The Court found that the Departments violated the Administrative Procedure Act in both instances—when they raised the IDR administrative fee from $50 to $350 for 2023 and established batching rules that did not allow providers to batch claims together in the IDR process. The Court ruled that the changes were substantive and should have gone through notice and comment rulemaking. The Court vacated both policies nationwide.
As a result, the IDR fee will return to $50 for now. The batching rules are also vacated until the Departments go through notice and comment rulemaking, resulting in the IDR portal temporarily being suspended and no longer accepting new disputes.
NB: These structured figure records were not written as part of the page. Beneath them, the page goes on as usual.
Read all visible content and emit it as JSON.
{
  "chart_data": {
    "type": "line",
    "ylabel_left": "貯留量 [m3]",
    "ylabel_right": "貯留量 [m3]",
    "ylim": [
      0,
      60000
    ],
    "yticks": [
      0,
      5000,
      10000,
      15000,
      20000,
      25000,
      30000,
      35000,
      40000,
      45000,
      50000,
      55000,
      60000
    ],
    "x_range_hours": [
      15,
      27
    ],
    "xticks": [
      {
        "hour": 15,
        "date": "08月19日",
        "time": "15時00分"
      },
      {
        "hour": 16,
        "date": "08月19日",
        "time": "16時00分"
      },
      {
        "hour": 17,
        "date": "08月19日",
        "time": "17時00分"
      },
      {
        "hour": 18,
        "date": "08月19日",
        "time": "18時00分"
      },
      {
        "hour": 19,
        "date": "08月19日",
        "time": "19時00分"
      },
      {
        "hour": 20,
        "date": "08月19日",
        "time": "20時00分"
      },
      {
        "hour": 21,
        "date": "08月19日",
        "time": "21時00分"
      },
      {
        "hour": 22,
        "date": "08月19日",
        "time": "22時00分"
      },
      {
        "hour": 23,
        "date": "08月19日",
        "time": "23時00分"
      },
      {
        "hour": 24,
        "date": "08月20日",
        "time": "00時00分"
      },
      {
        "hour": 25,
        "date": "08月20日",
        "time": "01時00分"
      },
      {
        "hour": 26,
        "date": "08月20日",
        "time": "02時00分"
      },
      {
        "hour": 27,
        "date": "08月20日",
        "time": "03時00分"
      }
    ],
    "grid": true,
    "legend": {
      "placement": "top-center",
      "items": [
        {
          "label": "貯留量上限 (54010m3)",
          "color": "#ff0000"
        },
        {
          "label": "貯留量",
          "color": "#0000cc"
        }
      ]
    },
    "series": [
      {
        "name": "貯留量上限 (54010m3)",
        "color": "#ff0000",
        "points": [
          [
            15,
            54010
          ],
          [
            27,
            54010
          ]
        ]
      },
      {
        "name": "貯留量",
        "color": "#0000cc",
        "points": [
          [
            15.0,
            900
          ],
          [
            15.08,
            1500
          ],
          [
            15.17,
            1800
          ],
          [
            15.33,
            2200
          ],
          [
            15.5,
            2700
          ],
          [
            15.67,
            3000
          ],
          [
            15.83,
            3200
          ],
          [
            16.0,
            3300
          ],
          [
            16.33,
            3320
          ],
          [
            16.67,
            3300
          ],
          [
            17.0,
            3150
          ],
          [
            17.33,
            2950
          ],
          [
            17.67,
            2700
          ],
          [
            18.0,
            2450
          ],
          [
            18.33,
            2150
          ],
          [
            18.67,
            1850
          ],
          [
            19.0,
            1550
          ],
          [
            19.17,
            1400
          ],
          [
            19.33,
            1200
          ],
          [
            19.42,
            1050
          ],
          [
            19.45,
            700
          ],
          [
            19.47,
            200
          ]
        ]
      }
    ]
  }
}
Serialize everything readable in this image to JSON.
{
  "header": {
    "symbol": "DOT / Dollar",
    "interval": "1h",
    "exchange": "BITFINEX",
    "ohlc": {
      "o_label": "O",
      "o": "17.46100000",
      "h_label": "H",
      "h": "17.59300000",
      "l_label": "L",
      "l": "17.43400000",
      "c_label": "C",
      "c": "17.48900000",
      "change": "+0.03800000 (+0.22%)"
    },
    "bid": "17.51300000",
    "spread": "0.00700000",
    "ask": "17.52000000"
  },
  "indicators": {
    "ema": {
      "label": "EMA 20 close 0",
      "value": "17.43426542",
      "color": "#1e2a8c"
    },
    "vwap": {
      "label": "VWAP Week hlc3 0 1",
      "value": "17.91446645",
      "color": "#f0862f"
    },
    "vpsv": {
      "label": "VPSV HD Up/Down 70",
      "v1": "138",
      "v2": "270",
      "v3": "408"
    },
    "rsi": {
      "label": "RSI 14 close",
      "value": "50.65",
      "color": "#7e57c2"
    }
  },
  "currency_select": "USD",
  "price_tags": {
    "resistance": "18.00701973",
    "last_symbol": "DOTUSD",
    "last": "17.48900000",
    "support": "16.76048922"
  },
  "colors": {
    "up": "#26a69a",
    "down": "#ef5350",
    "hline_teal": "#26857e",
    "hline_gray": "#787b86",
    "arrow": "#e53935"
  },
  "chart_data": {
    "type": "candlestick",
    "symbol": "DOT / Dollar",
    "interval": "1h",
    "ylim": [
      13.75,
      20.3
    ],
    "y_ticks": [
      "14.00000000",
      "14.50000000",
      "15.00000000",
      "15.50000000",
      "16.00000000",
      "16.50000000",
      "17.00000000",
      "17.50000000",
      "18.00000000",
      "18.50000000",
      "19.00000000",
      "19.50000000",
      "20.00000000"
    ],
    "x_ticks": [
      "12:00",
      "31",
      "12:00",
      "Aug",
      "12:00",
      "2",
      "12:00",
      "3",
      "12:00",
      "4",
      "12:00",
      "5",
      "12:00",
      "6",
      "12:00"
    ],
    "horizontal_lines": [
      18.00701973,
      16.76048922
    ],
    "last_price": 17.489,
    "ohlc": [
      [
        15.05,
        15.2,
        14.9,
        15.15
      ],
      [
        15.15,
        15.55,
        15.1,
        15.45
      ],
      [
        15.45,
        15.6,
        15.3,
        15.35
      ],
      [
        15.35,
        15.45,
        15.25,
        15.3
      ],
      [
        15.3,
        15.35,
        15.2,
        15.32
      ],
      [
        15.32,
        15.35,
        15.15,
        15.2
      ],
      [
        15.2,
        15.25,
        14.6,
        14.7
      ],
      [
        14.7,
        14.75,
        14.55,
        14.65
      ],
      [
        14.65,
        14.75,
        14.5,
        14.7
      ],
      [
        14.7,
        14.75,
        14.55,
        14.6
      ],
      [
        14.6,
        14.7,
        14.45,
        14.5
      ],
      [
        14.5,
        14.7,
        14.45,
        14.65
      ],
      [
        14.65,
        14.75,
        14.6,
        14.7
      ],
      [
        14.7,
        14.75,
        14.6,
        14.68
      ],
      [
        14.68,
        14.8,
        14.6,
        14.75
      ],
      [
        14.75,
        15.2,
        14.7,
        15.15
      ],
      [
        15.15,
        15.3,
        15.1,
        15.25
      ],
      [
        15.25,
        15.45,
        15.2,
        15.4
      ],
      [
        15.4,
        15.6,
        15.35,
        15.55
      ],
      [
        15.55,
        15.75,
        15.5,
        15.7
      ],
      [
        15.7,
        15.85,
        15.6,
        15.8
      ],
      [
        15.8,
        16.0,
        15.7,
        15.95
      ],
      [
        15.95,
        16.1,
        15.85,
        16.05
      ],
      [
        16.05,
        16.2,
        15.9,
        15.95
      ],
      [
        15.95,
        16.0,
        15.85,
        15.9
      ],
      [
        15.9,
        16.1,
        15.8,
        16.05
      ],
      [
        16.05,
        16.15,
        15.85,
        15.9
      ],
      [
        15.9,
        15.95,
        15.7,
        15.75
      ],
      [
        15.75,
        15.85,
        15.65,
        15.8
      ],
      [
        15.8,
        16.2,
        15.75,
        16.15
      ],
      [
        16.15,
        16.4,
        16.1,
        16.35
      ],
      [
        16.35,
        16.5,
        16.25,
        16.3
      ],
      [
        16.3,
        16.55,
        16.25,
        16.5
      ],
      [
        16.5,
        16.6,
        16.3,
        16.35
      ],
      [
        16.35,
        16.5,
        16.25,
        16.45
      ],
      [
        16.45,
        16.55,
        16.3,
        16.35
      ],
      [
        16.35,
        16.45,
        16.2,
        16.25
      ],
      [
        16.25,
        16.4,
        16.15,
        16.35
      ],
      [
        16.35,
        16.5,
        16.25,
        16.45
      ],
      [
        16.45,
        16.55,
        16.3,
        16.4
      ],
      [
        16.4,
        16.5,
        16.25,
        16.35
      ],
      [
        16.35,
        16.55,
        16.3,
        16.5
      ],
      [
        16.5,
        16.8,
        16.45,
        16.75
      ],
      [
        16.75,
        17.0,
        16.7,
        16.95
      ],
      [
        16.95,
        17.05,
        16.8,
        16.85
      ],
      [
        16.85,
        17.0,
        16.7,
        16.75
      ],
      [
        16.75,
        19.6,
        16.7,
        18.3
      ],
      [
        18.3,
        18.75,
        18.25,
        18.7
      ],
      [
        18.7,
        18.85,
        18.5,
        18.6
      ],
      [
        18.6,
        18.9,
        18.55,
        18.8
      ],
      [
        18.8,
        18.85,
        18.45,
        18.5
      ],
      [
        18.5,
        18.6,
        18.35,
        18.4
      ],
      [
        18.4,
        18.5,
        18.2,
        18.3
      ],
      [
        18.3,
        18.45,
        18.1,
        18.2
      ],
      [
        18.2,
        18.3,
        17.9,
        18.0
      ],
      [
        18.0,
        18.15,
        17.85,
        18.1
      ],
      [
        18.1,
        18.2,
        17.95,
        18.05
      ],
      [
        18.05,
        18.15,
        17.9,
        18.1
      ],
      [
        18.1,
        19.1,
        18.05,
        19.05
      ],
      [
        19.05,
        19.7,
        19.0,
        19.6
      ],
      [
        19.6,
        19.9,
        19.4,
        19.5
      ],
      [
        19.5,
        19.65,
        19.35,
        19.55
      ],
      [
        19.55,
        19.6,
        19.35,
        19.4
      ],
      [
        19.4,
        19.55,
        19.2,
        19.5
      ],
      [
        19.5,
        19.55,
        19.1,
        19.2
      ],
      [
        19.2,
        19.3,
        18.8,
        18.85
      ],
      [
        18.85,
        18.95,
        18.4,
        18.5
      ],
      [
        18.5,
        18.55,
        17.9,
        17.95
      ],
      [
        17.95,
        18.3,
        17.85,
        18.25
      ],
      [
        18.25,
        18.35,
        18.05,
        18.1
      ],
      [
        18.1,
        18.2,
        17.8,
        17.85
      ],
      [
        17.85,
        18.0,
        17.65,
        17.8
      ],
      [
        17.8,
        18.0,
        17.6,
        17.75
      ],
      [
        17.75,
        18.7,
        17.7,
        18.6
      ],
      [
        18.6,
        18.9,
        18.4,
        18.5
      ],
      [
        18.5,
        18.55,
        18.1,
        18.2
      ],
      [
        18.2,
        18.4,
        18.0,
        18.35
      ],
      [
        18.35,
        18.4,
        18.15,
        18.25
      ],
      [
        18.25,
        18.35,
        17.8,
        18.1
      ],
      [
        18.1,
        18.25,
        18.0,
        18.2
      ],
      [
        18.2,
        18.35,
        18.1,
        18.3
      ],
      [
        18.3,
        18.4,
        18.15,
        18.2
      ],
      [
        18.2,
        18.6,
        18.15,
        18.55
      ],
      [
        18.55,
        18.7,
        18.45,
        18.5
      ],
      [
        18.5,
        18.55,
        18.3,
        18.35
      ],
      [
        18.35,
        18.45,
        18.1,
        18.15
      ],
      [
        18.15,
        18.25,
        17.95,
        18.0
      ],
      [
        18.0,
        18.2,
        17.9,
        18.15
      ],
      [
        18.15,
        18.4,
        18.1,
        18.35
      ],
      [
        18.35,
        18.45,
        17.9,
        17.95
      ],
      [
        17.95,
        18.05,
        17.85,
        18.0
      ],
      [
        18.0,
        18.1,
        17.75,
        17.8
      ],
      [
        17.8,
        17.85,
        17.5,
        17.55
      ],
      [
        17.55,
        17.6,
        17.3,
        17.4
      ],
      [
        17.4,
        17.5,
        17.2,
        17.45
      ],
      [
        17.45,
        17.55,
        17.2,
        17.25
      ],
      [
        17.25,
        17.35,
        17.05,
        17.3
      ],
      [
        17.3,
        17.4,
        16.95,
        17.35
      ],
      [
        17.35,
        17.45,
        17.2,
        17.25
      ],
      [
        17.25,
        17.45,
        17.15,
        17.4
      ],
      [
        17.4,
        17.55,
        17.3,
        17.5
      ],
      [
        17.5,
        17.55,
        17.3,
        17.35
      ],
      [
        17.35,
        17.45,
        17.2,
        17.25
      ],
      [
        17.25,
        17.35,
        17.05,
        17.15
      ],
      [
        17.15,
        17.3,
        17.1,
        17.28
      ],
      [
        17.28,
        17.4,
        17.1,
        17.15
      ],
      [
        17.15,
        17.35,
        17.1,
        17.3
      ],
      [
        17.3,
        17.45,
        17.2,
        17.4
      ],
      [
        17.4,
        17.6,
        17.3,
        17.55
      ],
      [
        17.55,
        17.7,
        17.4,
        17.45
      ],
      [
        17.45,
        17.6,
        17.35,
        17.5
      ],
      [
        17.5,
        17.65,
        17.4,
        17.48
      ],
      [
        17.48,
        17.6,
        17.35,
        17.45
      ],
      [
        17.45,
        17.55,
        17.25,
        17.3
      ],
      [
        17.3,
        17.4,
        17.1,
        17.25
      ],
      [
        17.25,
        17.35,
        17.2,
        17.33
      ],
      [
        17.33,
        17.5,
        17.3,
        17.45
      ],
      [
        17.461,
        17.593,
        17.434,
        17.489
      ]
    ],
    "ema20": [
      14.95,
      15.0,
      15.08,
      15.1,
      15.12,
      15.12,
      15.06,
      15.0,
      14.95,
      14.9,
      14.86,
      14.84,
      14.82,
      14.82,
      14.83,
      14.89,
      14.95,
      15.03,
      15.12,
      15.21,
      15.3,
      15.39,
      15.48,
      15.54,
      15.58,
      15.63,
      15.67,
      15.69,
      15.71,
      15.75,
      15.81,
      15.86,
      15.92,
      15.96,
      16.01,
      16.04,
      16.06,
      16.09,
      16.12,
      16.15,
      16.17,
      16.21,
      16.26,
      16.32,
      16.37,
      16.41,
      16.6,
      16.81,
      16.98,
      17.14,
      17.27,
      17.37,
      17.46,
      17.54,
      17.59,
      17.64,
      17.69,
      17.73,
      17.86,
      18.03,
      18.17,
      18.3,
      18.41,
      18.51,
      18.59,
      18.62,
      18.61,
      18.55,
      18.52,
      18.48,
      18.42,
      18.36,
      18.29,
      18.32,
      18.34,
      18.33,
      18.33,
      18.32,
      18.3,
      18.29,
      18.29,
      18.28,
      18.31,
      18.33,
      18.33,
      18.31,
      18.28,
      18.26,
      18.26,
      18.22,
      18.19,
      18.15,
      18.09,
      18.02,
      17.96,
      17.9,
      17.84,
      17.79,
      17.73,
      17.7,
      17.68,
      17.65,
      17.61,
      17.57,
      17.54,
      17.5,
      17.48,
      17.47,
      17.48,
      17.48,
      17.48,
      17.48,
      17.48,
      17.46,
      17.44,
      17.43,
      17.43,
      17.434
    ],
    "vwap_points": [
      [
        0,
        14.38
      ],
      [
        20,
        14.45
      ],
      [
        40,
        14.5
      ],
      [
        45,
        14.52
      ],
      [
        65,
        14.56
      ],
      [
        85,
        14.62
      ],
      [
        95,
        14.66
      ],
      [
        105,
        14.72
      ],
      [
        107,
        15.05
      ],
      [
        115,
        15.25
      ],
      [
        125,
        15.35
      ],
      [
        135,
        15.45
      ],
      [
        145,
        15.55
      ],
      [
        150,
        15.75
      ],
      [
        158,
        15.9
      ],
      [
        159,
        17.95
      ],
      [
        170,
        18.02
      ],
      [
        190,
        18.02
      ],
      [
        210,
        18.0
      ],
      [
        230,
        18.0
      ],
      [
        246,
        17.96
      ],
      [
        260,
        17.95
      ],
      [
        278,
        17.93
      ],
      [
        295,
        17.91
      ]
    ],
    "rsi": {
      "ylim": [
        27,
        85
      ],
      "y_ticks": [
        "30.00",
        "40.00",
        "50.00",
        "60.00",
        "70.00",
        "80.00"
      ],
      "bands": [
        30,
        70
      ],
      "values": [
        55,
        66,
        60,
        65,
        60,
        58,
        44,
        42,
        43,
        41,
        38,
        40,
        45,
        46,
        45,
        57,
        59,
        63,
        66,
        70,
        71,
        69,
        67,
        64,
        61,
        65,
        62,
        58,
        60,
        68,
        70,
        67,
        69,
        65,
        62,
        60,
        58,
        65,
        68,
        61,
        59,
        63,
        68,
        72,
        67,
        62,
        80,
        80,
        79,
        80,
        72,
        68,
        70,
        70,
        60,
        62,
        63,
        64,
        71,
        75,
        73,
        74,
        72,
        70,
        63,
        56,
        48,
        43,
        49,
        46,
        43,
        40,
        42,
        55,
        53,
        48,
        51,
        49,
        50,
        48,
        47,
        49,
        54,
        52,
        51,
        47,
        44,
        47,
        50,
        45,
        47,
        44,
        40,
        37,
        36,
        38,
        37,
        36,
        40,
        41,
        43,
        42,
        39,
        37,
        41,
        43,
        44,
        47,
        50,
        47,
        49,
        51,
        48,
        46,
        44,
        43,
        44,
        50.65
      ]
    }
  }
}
The Departments are working on a proposed rule that has moved to review by the Office of Management and Budget that will likely include some batching policies and may be issued in the next few months. The Departments also have an opportunity to appeal this decision, as they did for TMA II.
- US Department of Health and Human Services Secretary Xavier Becerra applauded the formation of the Office of Long COVID Research and Practice to lead the long COVID response and coordination across the federal government. He also praised the National Institutes of Health’s launch of long COVID clinical trials through the RECOVER Initiative, which is a $1.15 billion nationwide research program designed to understand, treat and prevent long COVID.
- President Biden’s Cancer Moonshot announced an Advanced Research Projects Agency for Health (ARPA-H) program to develop novel technologies that will allow surgeons to remove cancerous tumors with more precision and accuracy. The launch of the Precision Surgical Interventions Program is ARPA-H’s first program targeting cancer and second program overall. The program aims to deliver groundbreaking new tools to enable surgeons to successfully remove cancer for patients through a single operation by better identifying and differentiating between healthy tissue and cancer tissue.
NEXT WEEK’S DIAGNOSIS
With Congress in recess through Labor Day, our weekly Check-Up will be taking a summer break. We will provide updates should notable developments occur during the month of August and will otherwise return to our regular publication schedule on September 8.